According to Dr. Arnel N. Del Barrio, PCC acting executive director, PCC’s conservation efforts can be simply seen through its established in-situ gene pool of native carabaos.

Del Barrio said that the agency has a gene pool of native carabaos in PCC at CSU and native herds in PCC at USF in Peñablanca, Cagayan Valley and Ubay, Bohol, respectively.

The PCC at CSU serves as the national site of native carabaos in the Philippine, he added.

Cryopreservation efforts

Aside from conservation efforts, PCC also cryopreserves the genes of the Philippine Carabao.

Cryopreservation, as defined by scientist and experts, is a process wherein cells, whole tissues, or any other substances susceptible to damage caused by chemical reactivity or time are preserved by cooling to sub-zero temperatures.

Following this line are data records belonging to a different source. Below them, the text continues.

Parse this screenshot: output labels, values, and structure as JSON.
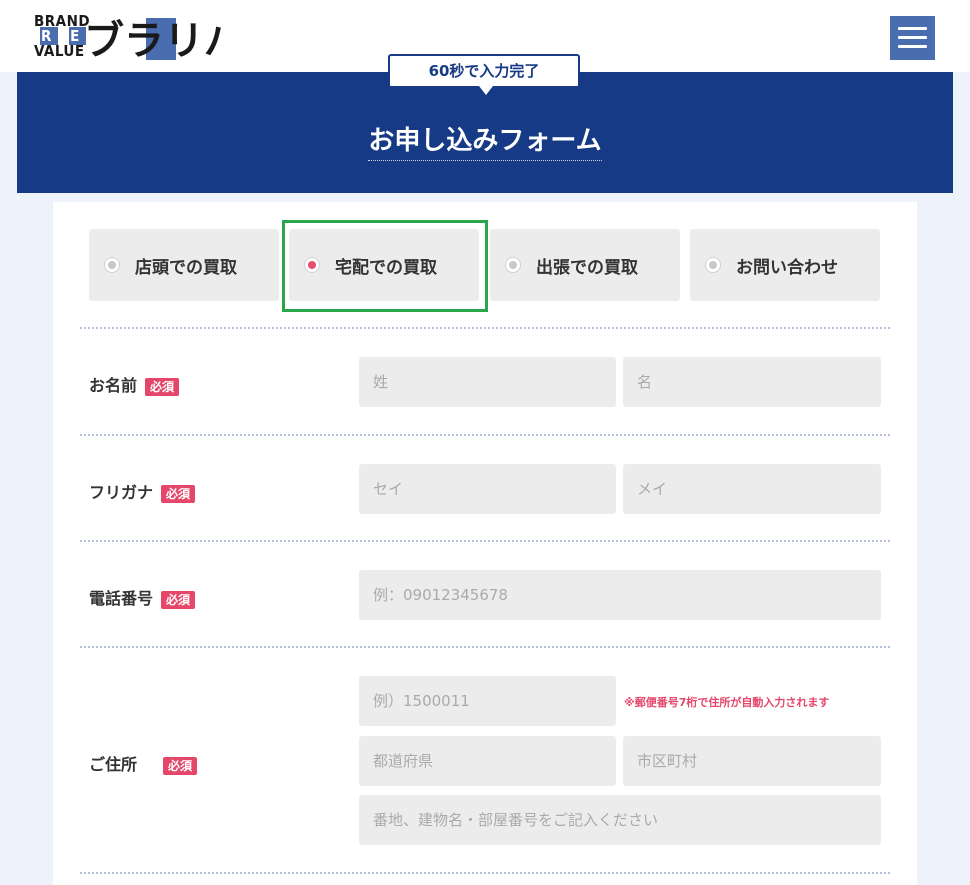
{
  "header": {
    "logo_lines": [
      "BRAND",
      "R E",
      "VALUE"
    ],
    "logo_mark": "ブラリバ",
    "menu_icon": "hamburger-menu-icon",
    "accent_color": "#4a6db0"
  },
  "banner": {
    "bubble": "60秒で入力完了",
    "title": "お申し込みフォーム",
    "color": "#173a86"
  },
  "tabs": [
    {
      "label": "店頭での買取",
      "selected": false
    },
    {
      "label": "宅配での買取",
      "selected": true
    },
    {
      "label": "出張での買取",
      "selected": false
    },
    {
      "label": "お問い合わせ",
      "selected": false
    }
  ],
  "form": {
    "required_badge": "必須",
    "name": {
      "label": "お名前",
      "last_placeholder": "姓",
      "first_placeholder": "名"
    },
    "kana": {
      "label": "フリガナ",
      "last_placeholder": "セイ",
      "first_placeholder": "メイ"
    },
    "phone": {
      "label": "電話番号",
      "placeholder": "例：09012345678"
    },
    "address": {
      "label": "ご住所",
      "postal_placeholder": "例）1500011",
      "postal_note": "※郵便番号7桁で住所が自動入力されます",
      "prefecture_placeholder": "都道府県",
      "city_placeholder": "市区町村",
      "street_placeholder": "番地、建物名・部屋番号をご記入ください"
    }
  },
  "colors": {
    "required": "#e4476a",
    "radio_selected": "#e44d6b",
    "highlight": "#2aa54c"
  }
}
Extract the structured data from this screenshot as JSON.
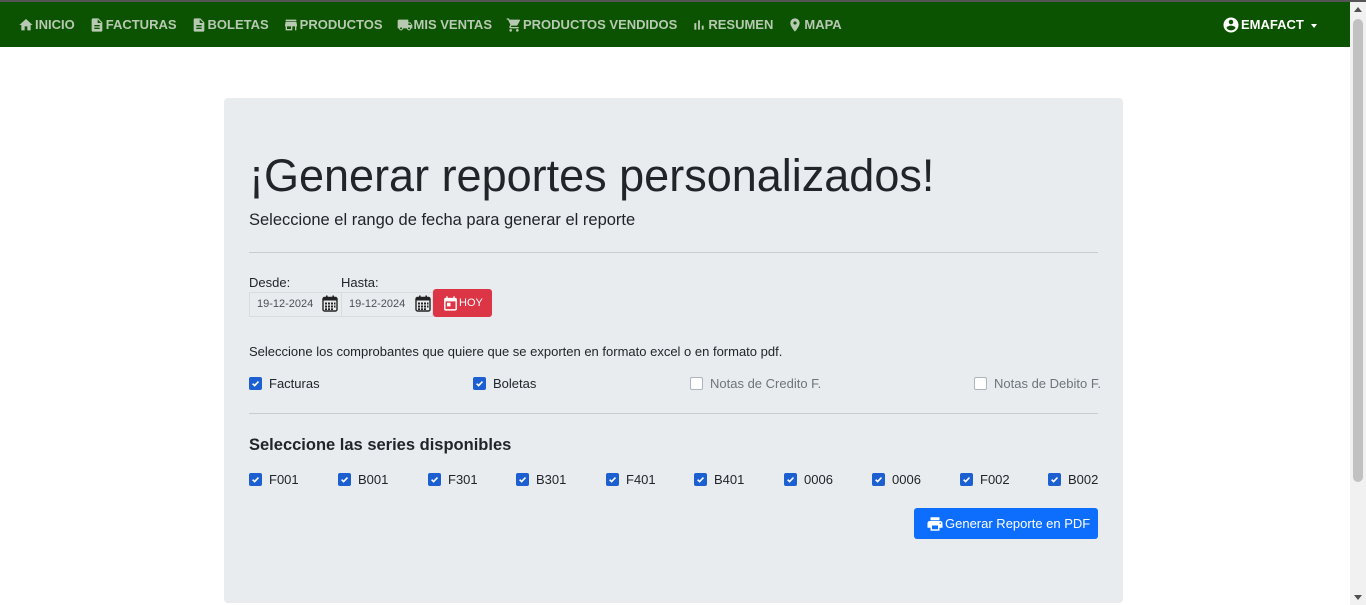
{
  "nav": {
    "items": [
      {
        "label": "INICIO",
        "icon": "home-icon"
      },
      {
        "label": "FACTURAS",
        "icon": "document-icon"
      },
      {
        "label": "BOLETAS",
        "icon": "document-icon"
      },
      {
        "label": "PRODUCTOS",
        "icon": "store-icon"
      },
      {
        "label": "MIS VENTAS",
        "icon": "truck-icon"
      },
      {
        "label": "PRODUCTOS VENDIDOS",
        "icon": "cart-icon"
      },
      {
        "label": "RESUMEN",
        "icon": "bar-chart-icon"
      },
      {
        "label": "MAPA",
        "icon": "map-pin-icon"
      }
    ],
    "user": "EMAFACT",
    "bg_color": "#0b5300"
  },
  "main": {
    "title": "¡Generar reportes personalizados!",
    "subtitle": "Seleccione el rango de fecha para generar el reporte",
    "from_label": "Desde:",
    "to_label": "Hasta:",
    "from_value": "19-12-2024",
    "to_value": "19-12-2024",
    "today_button": "HOY",
    "types_prompt": "Seleccione los comprobantes que quiere que se exporten en formato excel o en formato pdf.",
    "types": [
      {
        "label": "Facturas",
        "checked": true
      },
      {
        "label": "Boletas",
        "checked": true
      },
      {
        "label": "Notas de Credito F.",
        "checked": false
      },
      {
        "label": "Notas de Debito F.",
        "checked": false
      }
    ],
    "series_title": "Seleccione las series disponibles",
    "series": [
      {
        "label": "F001",
        "checked": true
      },
      {
        "label": "B001",
        "checked": true
      },
      {
        "label": "F301",
        "checked": true
      },
      {
        "label": "B301",
        "checked": true
      },
      {
        "label": "F401",
        "checked": true
      },
      {
        "label": "B401",
        "checked": true
      },
      {
        "label": "0006",
        "checked": true
      },
      {
        "label": "0006",
        "checked": true
      },
      {
        "label": "F002",
        "checked": true
      },
      {
        "label": "B002",
        "checked": true
      }
    ],
    "pdf_button": "Generar Reporte en PDF"
  },
  "colors": {
    "danger": "#dc3545",
    "primary": "#0d6efd",
    "panel": "#e9ecef"
  }
}
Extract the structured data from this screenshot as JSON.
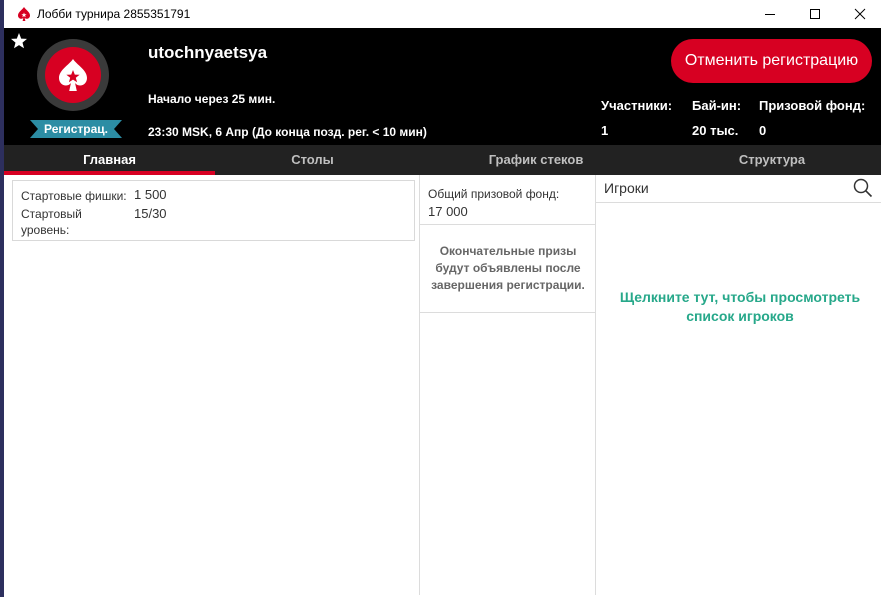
{
  "window": {
    "title": "Лобби турнира 2855351791",
    "icon": "pokerstars-spade-icon",
    "controls": [
      "minimize-icon",
      "maximize-icon",
      "close-icon"
    ]
  },
  "header": {
    "tournament_name": "utochnyaetsya",
    "starts_in": "Начало через 25 мин.",
    "date_line": "23:30 MSK, 6 Апр (До конца позд. рег. < 10 мин)",
    "status_badge": "Регистрац.",
    "unregister_label": "Отменить регистрацию",
    "stats": {
      "players_label": "Участники:",
      "players_value": "1",
      "buyin_label": "Бай-ин:",
      "buyin_value": "20 тыс.",
      "prize_label": "Призовой фонд:",
      "prize_value": "0"
    }
  },
  "tabs": [
    {
      "label": "Главная",
      "active": true
    },
    {
      "label": "Столы",
      "active": false
    },
    {
      "label": "График стеков",
      "active": false
    },
    {
      "label": "Структура",
      "active": false
    }
  ],
  "info": {
    "starting_chips_label": "Стартовые фишки:",
    "starting_chips_value": "1 500",
    "starting_level_label_1": "Стартовый",
    "starting_level_label_2": "уровень:",
    "starting_level_value": "15/30"
  },
  "prize": {
    "total_label": "Общий призовой фонд:",
    "total_value": "17 000",
    "final_note": "Окончательные призы будут объявлены после завершения регистрации."
  },
  "players": {
    "title": "Игроки",
    "link_text": "Щелкните тут, чтобы просмотреть список игроков"
  },
  "colors": {
    "brand_red": "#d70022",
    "badge_teal": "#2c8da4",
    "link_green": "#27a88a",
    "header_bg": "#000000",
    "tabs_bg": "#222222"
  }
}
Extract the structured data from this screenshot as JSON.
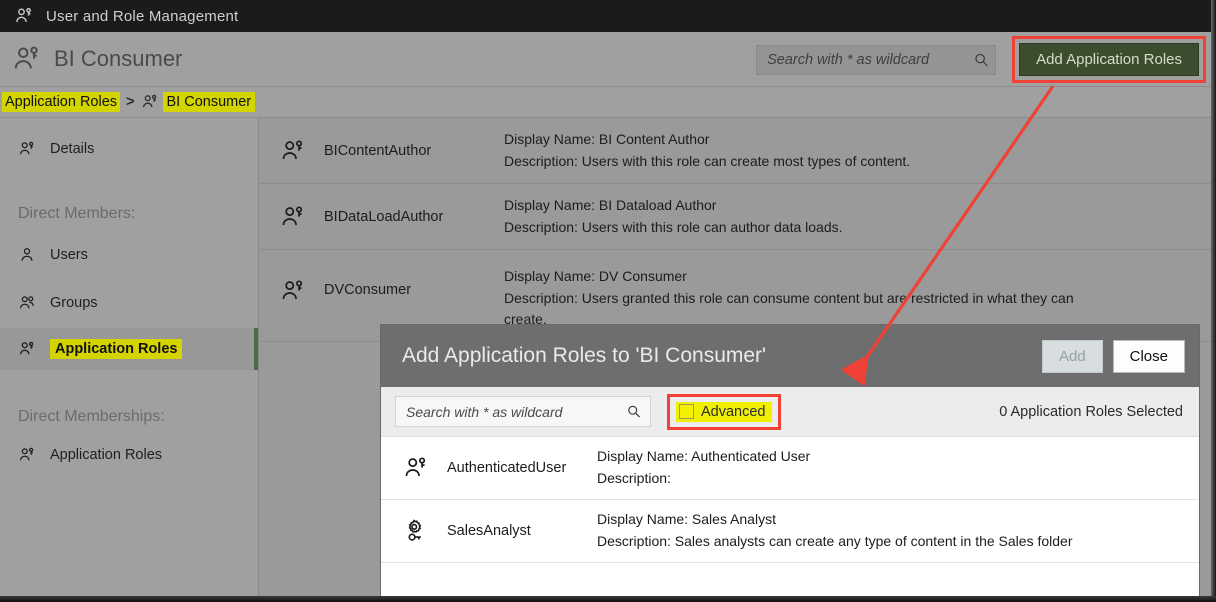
{
  "appbar": {
    "icon": "user-role-icon",
    "title": "User and Role Management"
  },
  "page_header": {
    "icon": "user-role-icon",
    "title": "BI Consumer",
    "search": {
      "placeholder": "Search with * as wildcard",
      "value": "",
      "icon": "search-icon"
    },
    "add_button_label": "Add Application Roles",
    "add_button_color": "#3c4c2f",
    "highlight_color": "#ef4136"
  },
  "breadcrumb": {
    "root_label": "Application Roles",
    "separator": ">",
    "leaf_icon": "user-role-icon",
    "leaf_label": "BI Consumer",
    "highlight_color": "#d4d400"
  },
  "sidebar": {
    "items": [
      {
        "label": "Details",
        "icon": "user-role-icon",
        "selected": false
      },
      {
        "label": "Direct Members:",
        "icon": "",
        "group": true
      },
      {
        "label": "Users",
        "icon": "user-icon",
        "selected": false
      },
      {
        "label": "Groups",
        "icon": "group-icon",
        "selected": false
      },
      {
        "label": "Application Roles",
        "icon": "user-role-icon",
        "selected": true
      },
      {
        "label": "Direct Memberships:",
        "icon": "",
        "group": true
      },
      {
        "label": "Application Roles",
        "icon": "user-role-icon",
        "selected": false
      }
    ],
    "selected_accent_color": "#4f6b3e"
  },
  "main_list": {
    "rows": [
      {
        "icon": "user-role-icon",
        "name": "BIContentAuthor",
        "display_name": "Display Name: BI Content Author",
        "description": "Description: Users with this role can create most types of content."
      },
      {
        "icon": "user-role-icon",
        "name": "BIDataLoadAuthor",
        "display_name": "Display Name: BI Dataload Author",
        "description": "Description: Users with this role can author data loads."
      },
      {
        "icon": "user-role-icon",
        "name": "DVConsumer",
        "display_name": "Display Name: DV Consumer",
        "description": "Description: Users granted this role can consume content but are restricted in what they can create."
      }
    ]
  },
  "modal": {
    "title": "Add Application Roles to 'BI Consumer'",
    "add_label": "Add",
    "add_disabled": true,
    "close_label": "Close",
    "search": {
      "placeholder": "Search with * as wildcard",
      "value": "",
      "icon": "search-icon"
    },
    "advanced": {
      "label": "Advanced",
      "checked": false,
      "highlight_color": "#f0f000",
      "box_color": "#ef4136"
    },
    "selected_count_text": "0 Application Roles Selected",
    "rows": [
      {
        "icon": "user-role-icon",
        "name": "AuthenticatedUser",
        "display_name": "Display Name: Authenticated User",
        "description": "Description:"
      },
      {
        "icon": "gear-role-icon",
        "name": "SalesAnalyst",
        "display_name": "Display Name: Sales Analyst",
        "description": "Description: Sales analysts can create any type of content in the Sales folder"
      }
    ]
  },
  "annotation": {
    "arrow_color": "#ef4136"
  }
}
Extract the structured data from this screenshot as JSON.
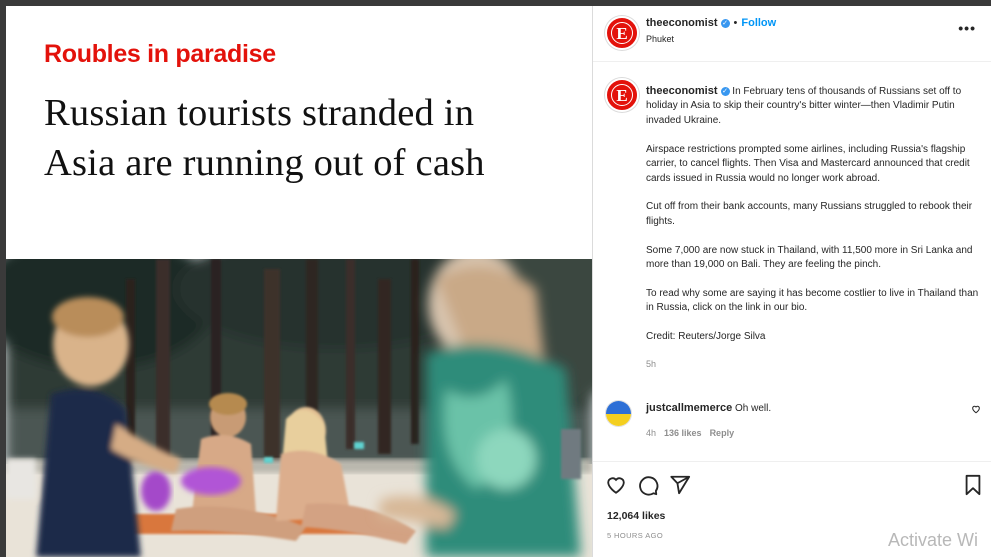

In the PCC, cryopreservation is done by subjecting germplasms or biological samples (which include semen, oocytes, embryos, blood and somatic cells of livestock species) to -196 degrees celsius for the boiling point of liquid nitrogen.

According to Lilian P. Villamor, head of the cryobanking facility, cryobanking at PCC was already started in 2012 when Dr. Libertado C. Cruz was still the PCC executive director.

“Now, the facility, which is located inside the Livestock Innovations and Biotechnology (LIB) complex of the PCC national headquarters and gene pool in the Science City of Muñoz in Nueva Ecija, is deemed as as the national cryobank in the country,” she said.

“At present, the facility banks germplasms of cattle, goats and carabao,” she stated.

She added that there have been initial efforts to bank germplasm of others livestock species that include native species of pigs, chicken and ducks, but, arrangements with various entities are still in process.

Villamor mentioned that the main reason of cryobanking is to address the following concerns: climate change preparedness, sustainability of genetic materials and saving the genes of threatened wild livestock species.

“Cryobanking can support the establishment of PCC’s in-situ gene pool of buffaloes. It is also a way where we can back-up germplasms of our animals with good genetic merit for future use,” Villamor said.

She further explained that:

“Being prepared in the changing climate means, whatever happens to our live animals, whether it dies or something, we can be sure that we can still have the genes of these animals in the future.”

“Another is that, we can sustain supply of genetic materials through cryobanking and this effort can help us to preserve the indigenous species of livestock, especially the wild threatened animals like the tamaraw.”

“Cryobanking can be a tool to preserve the genetic diversity of animals so that we can preserve the ecological balance,” she further said.

Villamor mentioned that the collection of germplasms, specifically for the native carabaos, has just started. Though, she added that, in close coordination with Dr. Ester Flores, PCC national GIP coordinator, they are planning to bank many germplasms of native animals too for future use.

“We just bank germplasms of animals with high genetic merit here in the cryobank facility,” she further said.